The importance of context in data collection
It’s no secret that data collection is important for generating valuable insight that helps plant managers improve efficiency in industrial systems. However, what seems unknown to many in the industry is the importance of understanding the context of the data being analyzed. This article explains why applying context to your data is the difference between insight and statistical blindness.
Tunnel vision is a problem across a variety of fields, from sports to industry. It is easy to get fixated on a single goal and to forget to take a step back for a wider view of a situation. Yet, taking this step back can provide invaluable insight and understanding of the reality of a situation.
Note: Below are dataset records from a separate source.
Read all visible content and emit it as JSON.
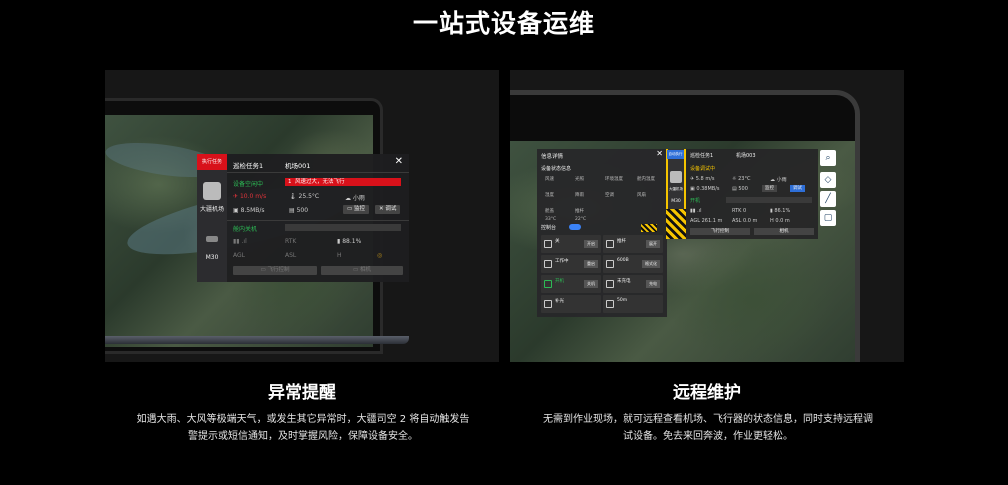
{
  "page": {
    "title": "一站式设备运维"
  },
  "left": {
    "title": "异常提醒",
    "description": "如遇大雨、大风等极端天气，或发生其它异常时，大疆司空 2 将自动触发告警提示或短信通知，及时掌握风险，保障设备安全。",
    "dialog": {
      "tab": "执行任务",
      "task": "巡检任务1",
      "dock_name": "机场001",
      "dock_label": "大疆机场",
      "drone_label": "M30",
      "status": "设备空闲中",
      "alert_num": "1",
      "alert_text": "风速过大，无法飞行",
      "wind": "10.0 m/s",
      "temp": "25.5°C",
      "weather": "小雨",
      "network": "8.5MB/s",
      "storage": "500",
      "monitor_btn": "监控",
      "debug_btn": "调试",
      "drone_status": "舱内关机",
      "rtk": "RTK",
      "battery": "88.1%",
      "agl": "AGL",
      "asl": "ASL",
      "h": "H",
      "fly_btn": "飞行控制",
      "camera_btn": "相机"
    }
  },
  "right": {
    "title": "远程维护",
    "description": "无需到作业现场，就可远程查看机场、飞行器的状态信息，同时支持远程调试设备。免去来回奔波，作业更轻松。",
    "card1": {
      "title": "信息详情",
      "section": "设备状态信息",
      "cells": [
        "风速",
        "光照",
        "环境温度",
        "舱内温度",
        "湿度",
        "降雨",
        "空调",
        "风扇",
        "舱盖",
        "推杆",
        "33°C",
        "22°C"
      ],
      "control_title": "控制台",
      "tiles": [
        {
          "label": "关",
          "btn": "开启"
        },
        {
          "label": "推杆",
          "btn": "展开"
        },
        {
          "label": "工作中",
          "btn": "重启"
        },
        {
          "label": "600B",
          "btn": "格式化"
        },
        {
          "label": "开机",
          "btn": "关机"
        },
        {
          "label": "未充电",
          "btn": "充电"
        },
        {
          "label": "补光",
          "btn": ""
        },
        {
          "label": "50m",
          "btn": ""
        }
      ]
    },
    "card2": {
      "task": "巡检任务1",
      "dock": "机场003",
      "dock_label": "大疆机场",
      "drone_label": "M30",
      "badge": "自动执行",
      "status": "设备调试中",
      "wind": "5.8 m/s",
      "temp": "23°C",
      "weather": "小雨",
      "network": "0.38MB/s",
      "storage": "500",
      "monitor_btn": "监控",
      "debug_btn": "调试",
      "drone_status": "开机",
      "rtk": "RTK 0",
      "battery": "86.1%",
      "agl": "AGL 261.1 m",
      "asl": "ASL 0.0 m",
      "h": "H 0.0 m",
      "fly_btn": "飞行控制",
      "camera_btn": "相机"
    }
  },
  "colors": {
    "alert_red": "#d8111a",
    "status_green": "#2dbb55",
    "accent_blue": "#2e6fd8",
    "warning_yellow": "#f5c400"
  }
}
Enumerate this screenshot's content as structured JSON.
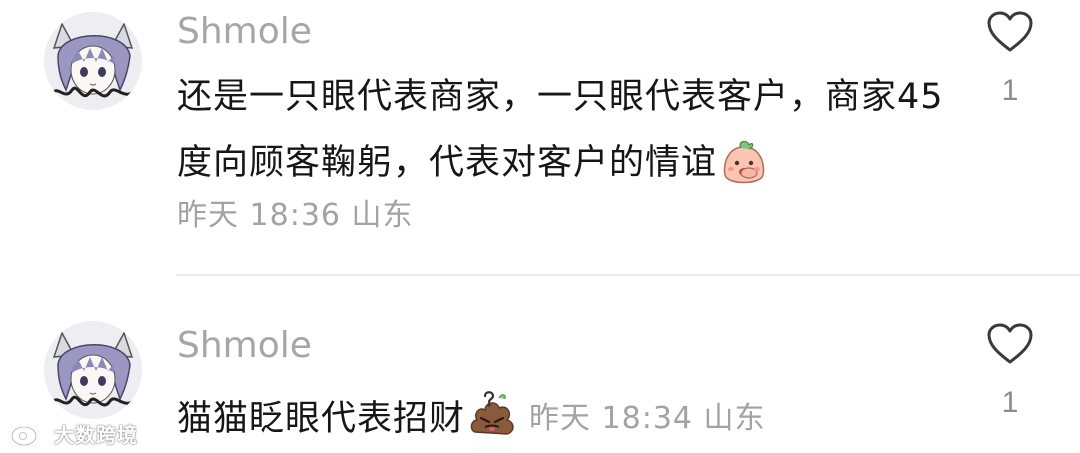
{
  "comments": [
    {
      "username": "Shmole",
      "text": "还是一只眼代表商家，一只眼代表客户，商家45度向顾客鞠躬，代表对客户的情谊",
      "emoji": "peach-cover-mouth-emoji",
      "time": "昨天 18:36",
      "location": "山东",
      "meta": "昨天 18:36 山东",
      "likes": "1"
    },
    {
      "username": "Shmole",
      "text": "猫猫眨眼代表招财",
      "emoji": "confused-poop-emoji",
      "time": "昨天 18:34",
      "location": "山东",
      "meta": "昨天 18:34 山东",
      "likes": "1"
    }
  ],
  "watermark": {
    "text": "大数跨境",
    "icon": "weibo-logo-icon"
  },
  "colors": {
    "username": "#a6a6a6",
    "text": "#161616",
    "meta": "#a3a3a3",
    "divider": "#ececec"
  }
}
Let’s take a hypothetical scenario. Imagine that a maintenance manager has a machine that is bending wires. These wires have to bend to a very accurate angle to properly work. However, the machine isn’t bending them properly at certain times of the day, causing the business to produce faulty goods that have to be discarded.
To fix this issue, the maintenance manager brings up the data collected by the device’s onboard software. The manager then analyses the data with a digital twinning platform. Looking at the analysis, it becomes apparent that the machine is vibrating anomalously at certain hours of the day. The manager dismantles the machine, reassembles it and even runs it in an isolated scenario, but is still unable to find the source of the problem.
In this instance, if the manager had taken a moment to take a step back and looked for context, they may have realised that the anomalous vibrations coincided with the activation period of a nearby piece of heavy machinery. There is nothing wrong with the machine in question, but its surrounding context reveals the cause of the error. This is why context in data collection is vital.
With an array of smart sensors and devices, paired with a digital twinning system like GE Digital’s Predix platform, across the whole production line, the manager could have clearly seen the correlation by viewing the data in context. Another method of achieving contextual understanding would have been by comparing the machine with other similar ones in different plants.
This shows why digital twinning is such a powerful tool. Being able to recreate an entire plant in a digital model breaks silo mentality. This allows managers to have holistic insight, which reveals issues that were previously not apparent. Whatever the issue, it is evident that context in data collection matters. Being able to analyse systems is now a reality and should be used to the full extent of its potential.
With potential to reduce waste and unnecessary expenditure, digital twins will allow stronger operations. With context being easily achievable in the modern industrial arena, it no longer needs to be a trade secret among industrial businesses. And by sharing this knowledge, more businesses can make their smart networks smarter, their operations more efficient and their production processes more productive.